You have a (notorious and obsolete) comma-join in FROM items, itemsintransactions.

This is a problem because it makes MySQL generate and try to summarize all possible combinations of rows from your two tables, yielding rubbish from your SUM()s.

You want this instead.

FROM items
LEFT JOIN itemsintransactions USING (name)

Check it out here. https://www.db-fiddle.com/f/mpENTCRM2D7ZcT53V9tNza/0

SELECT items.name, items.amount, 
       SUM(itemsintransactions.amount) taken,
       items.amount - SUM(itemsintransactions.amount) remaining
FROM items
LEFT JOIN itemsintransactions USING (name)
GROUP BY items.name
ORDER BY items.name

Using LEFT JOIN in place of an ordinary inner JOIN allows rows from your items table to appear in your result set even if they have no corresponding itemstransactions entries.

You are, another answer to the contrary notwithstanding, allowed to mention items.amount in your SELECT clause because you group by items.name, and that is the primary key.
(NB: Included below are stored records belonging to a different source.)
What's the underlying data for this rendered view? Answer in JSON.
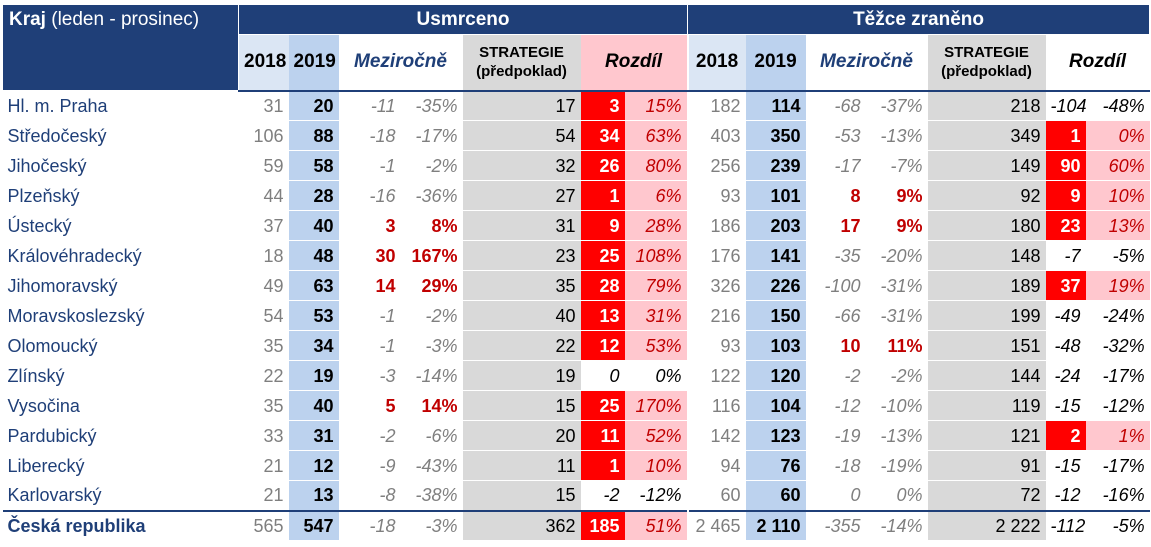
{
  "header": {
    "group_killed": "Usmrceno",
    "group_injured": "Těžce zraněno",
    "kraj_bold": "Kraj",
    "kraj_note": "(leden - prosinec)",
    "col_2018": "2018",
    "col_2019": "2019",
    "col_yoy": "Meziročně",
    "col_strategy_1": "STRATEGIE",
    "col_strategy_2": "(předpoklad)",
    "col_diff": "Rozdíl"
  },
  "rows": [
    {
      "region": "Hl. m. Praha",
      "k": {
        "y2018": "31",
        "y2019": "20",
        "d_abs": "-11",
        "d_pct": "-35%",
        "strategy": "17",
        "diff": "3",
        "diff_pct": "15%",
        "up": false,
        "hi": true
      },
      "i": {
        "y2018": "182",
        "y2019": "114",
        "d_abs": "-68",
        "d_pct": "-37%",
        "strategy": "218",
        "diff": "-104",
        "diff_pct": "-48%",
        "up": false,
        "hi": false
      }
    },
    {
      "region": "Středočeský",
      "k": {
        "y2018": "106",
        "y2019": "88",
        "d_abs": "-18",
        "d_pct": "-17%",
        "strategy": "54",
        "diff": "34",
        "diff_pct": "63%",
        "up": false,
        "hi": true
      },
      "i": {
        "y2018": "403",
        "y2019": "350",
        "d_abs": "-53",
        "d_pct": "-13%",
        "strategy": "349",
        "diff": "1",
        "diff_pct": "0%",
        "up": false,
        "hi": true
      }
    },
    {
      "region": "Jihočeský",
      "k": {
        "y2018": "59",
        "y2019": "58",
        "d_abs": "-1",
        "d_pct": "-2%",
        "strategy": "32",
        "diff": "26",
        "diff_pct": "80%",
        "up": false,
        "hi": true
      },
      "i": {
        "y2018": "256",
        "y2019": "239",
        "d_abs": "-17",
        "d_pct": "-7%",
        "strategy": "149",
        "diff": "90",
        "diff_pct": "60%",
        "up": false,
        "hi": true
      }
    },
    {
      "region": "Plzeňský",
      "k": {
        "y2018": "44",
        "y2019": "28",
        "d_abs": "-16",
        "d_pct": "-36%",
        "strategy": "27",
        "diff": "1",
        "diff_pct": "6%",
        "up": false,
        "hi": true
      },
      "i": {
        "y2018": "93",
        "y2019": "101",
        "d_abs": "8",
        "d_pct": "9%",
        "strategy": "92",
        "diff": "9",
        "diff_pct": "10%",
        "up": true,
        "hi": true
      }
    },
    {
      "region": "Ústecký",
      "k": {
        "y2018": "37",
        "y2019": "40",
        "d_abs": "3",
        "d_pct": "8%",
        "strategy": "31",
        "diff": "9",
        "diff_pct": "28%",
        "up": true,
        "hi": true
      },
      "i": {
        "y2018": "186",
        "y2019": "203",
        "d_abs": "17",
        "d_pct": "9%",
        "strategy": "180",
        "diff": "23",
        "diff_pct": "13%",
        "up": true,
        "hi": true
      }
    },
    {
      "region": "Královéhradecký",
      "k": {
        "y2018": "18",
        "y2019": "48",
        "d_abs": "30",
        "d_pct": "167%",
        "strategy": "23",
        "diff": "25",
        "diff_pct": "108%",
        "up": true,
        "hi": true
      },
      "i": {
        "y2018": "176",
        "y2019": "141",
        "d_abs": "-35",
        "d_pct": "-20%",
        "strategy": "148",
        "diff": "-7",
        "diff_pct": "-5%",
        "up": false,
        "hi": false
      }
    },
    {
      "region": "Jihomoravský",
      "k": {
        "y2018": "49",
        "y2019": "63",
        "d_abs": "14",
        "d_pct": "29%",
        "strategy": "35",
        "diff": "28",
        "diff_pct": "79%",
        "up": true,
        "hi": true
      },
      "i": {
        "y2018": "326",
        "y2019": "226",
        "d_abs": "-100",
        "d_pct": "-31%",
        "strategy": "189",
        "diff": "37",
        "diff_pct": "19%",
        "up": false,
        "hi": true
      }
    },
    {
      "region": "Moravskoslezský",
      "k": {
        "y2018": "54",
        "y2019": "53",
        "d_abs": "-1",
        "d_pct": "-2%",
        "strategy": "40",
        "diff": "13",
        "diff_pct": "31%",
        "up": false,
        "hi": true
      },
      "i": {
        "y2018": "216",
        "y2019": "150",
        "d_abs": "-66",
        "d_pct": "-31%",
        "strategy": "199",
        "diff": "-49",
        "diff_pct": "-24%",
        "up": false,
        "hi": false
      }
    },
    {
      "region": "Olomoucký",
      "k": {
        "y2018": "35",
        "y2019": "34",
        "d_abs": "-1",
        "d_pct": "-3%",
        "strategy": "22",
        "diff": "12",
        "diff_pct": "53%",
        "up": false,
        "hi": true
      },
      "i": {
        "y2018": "93",
        "y2019": "103",
        "d_abs": "10",
        "d_pct": "11%",
        "strategy": "151",
        "diff": "-48",
        "diff_pct": "-32%",
        "up": true,
        "hi": false
      }
    },
    {
      "region": "Zlínský",
      "k": {
        "y2018": "22",
        "y2019": "19",
        "d_abs": "-3",
        "d_pct": "-14%",
        "strategy": "19",
        "diff": "0",
        "diff_pct": "0%",
        "up": false,
        "hi": false
      },
      "i": {
        "y2018": "122",
        "y2019": "120",
        "d_abs": "-2",
        "d_pct": "-2%",
        "strategy": "144",
        "diff": "-24",
        "diff_pct": "-17%",
        "up": false,
        "hi": false
      }
    },
    {
      "region": "Vysočina",
      "k": {
        "y2018": "35",
        "y2019": "40",
        "d_abs": "5",
        "d_pct": "14%",
        "strategy": "15",
        "diff": "25",
        "diff_pct": "170%",
        "up": true,
        "hi": true
      },
      "i": {
        "y2018": "116",
        "y2019": "104",
        "d_abs": "-12",
        "d_pct": "-10%",
        "strategy": "119",
        "diff": "-15",
        "diff_pct": "-12%",
        "up": false,
        "hi": false
      }
    },
    {
      "region": "Pardubický",
      "k": {
        "y2018": "33",
        "y2019": "31",
        "d_abs": "-2",
        "d_pct": "-6%",
        "strategy": "20",
        "diff": "11",
        "diff_pct": "52%",
        "up": false,
        "hi": true
      },
      "i": {
        "y2018": "142",
        "y2019": "123",
        "d_abs": "-19",
        "d_pct": "-13%",
        "strategy": "121",
        "diff": "2",
        "diff_pct": "1%",
        "up": false,
        "hi": true
      }
    },
    {
      "region": "Liberecký",
      "k": {
        "y2018": "21",
        "y2019": "12",
        "d_abs": "-9",
        "d_pct": "-43%",
        "strategy": "11",
        "diff": "1",
        "diff_pct": "10%",
        "up": false,
        "hi": true
      },
      "i": {
        "y2018": "94",
        "y2019": "76",
        "d_abs": "-18",
        "d_pct": "-19%",
        "strategy": "91",
        "diff": "-15",
        "diff_pct": "-17%",
        "up": false,
        "hi": false
      }
    },
    {
      "region": "Karlovarský",
      "k": {
        "y2018": "21",
        "y2019": "13",
        "d_abs": "-8",
        "d_pct": "-38%",
        "strategy": "15",
        "diff": "-2",
        "diff_pct": "-12%",
        "up": false,
        "hi": false
      },
      "i": {
        "y2018": "60",
        "y2019": "60",
        "d_abs": "0",
        "d_pct": "0%",
        "strategy": "72",
        "diff": "-12",
        "diff_pct": "-16%",
        "up": false,
        "hi": false
      }
    }
  ],
  "total": {
    "region": "Česká republika",
    "k": {
      "y2018": "565",
      "y2019": "547",
      "d_abs": "-18",
      "d_pct": "-3%",
      "strategy": "362",
      "diff": "185",
      "diff_pct": "51%",
      "up": false,
      "hi": true
    },
    "i": {
      "y2018": "2 465",
      "y2019": "2 110",
      "d_abs": "-355",
      "d_pct": "-14%",
      "strategy": "2 222",
      "diff": "-112",
      "diff_pct": "-5%",
      "up": false,
      "hi": false
    }
  },
  "colors": {
    "header_blue": "#1f3f78",
    "year_2019_fill": "#bcd2ee",
    "strategy_fill": "#d9d9d9",
    "diff_highlight": "#ff0000",
    "diff_pct_highlight": "#ffc7ce",
    "increase_text": "#c00000"
  }
}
There's no ambiguity about which items.amount value is the right one to use. In other words if you ran this query ....

SELECT items.name, ANY_VALUE(items.amount), 
       SUM(itemsintransactions.amount) taken,
       ANY_VALUE(items.amount) - SUM(itemsintransactions.amount) remaining
FROM items
LEFT JOIN itemsintransactions USING (name)
GROUP BY items.name
ORDER BY items.name

You'd get the desired result. ANY_VALUE() picks some value from the rows being aggregated, and in your case it always picks the right value.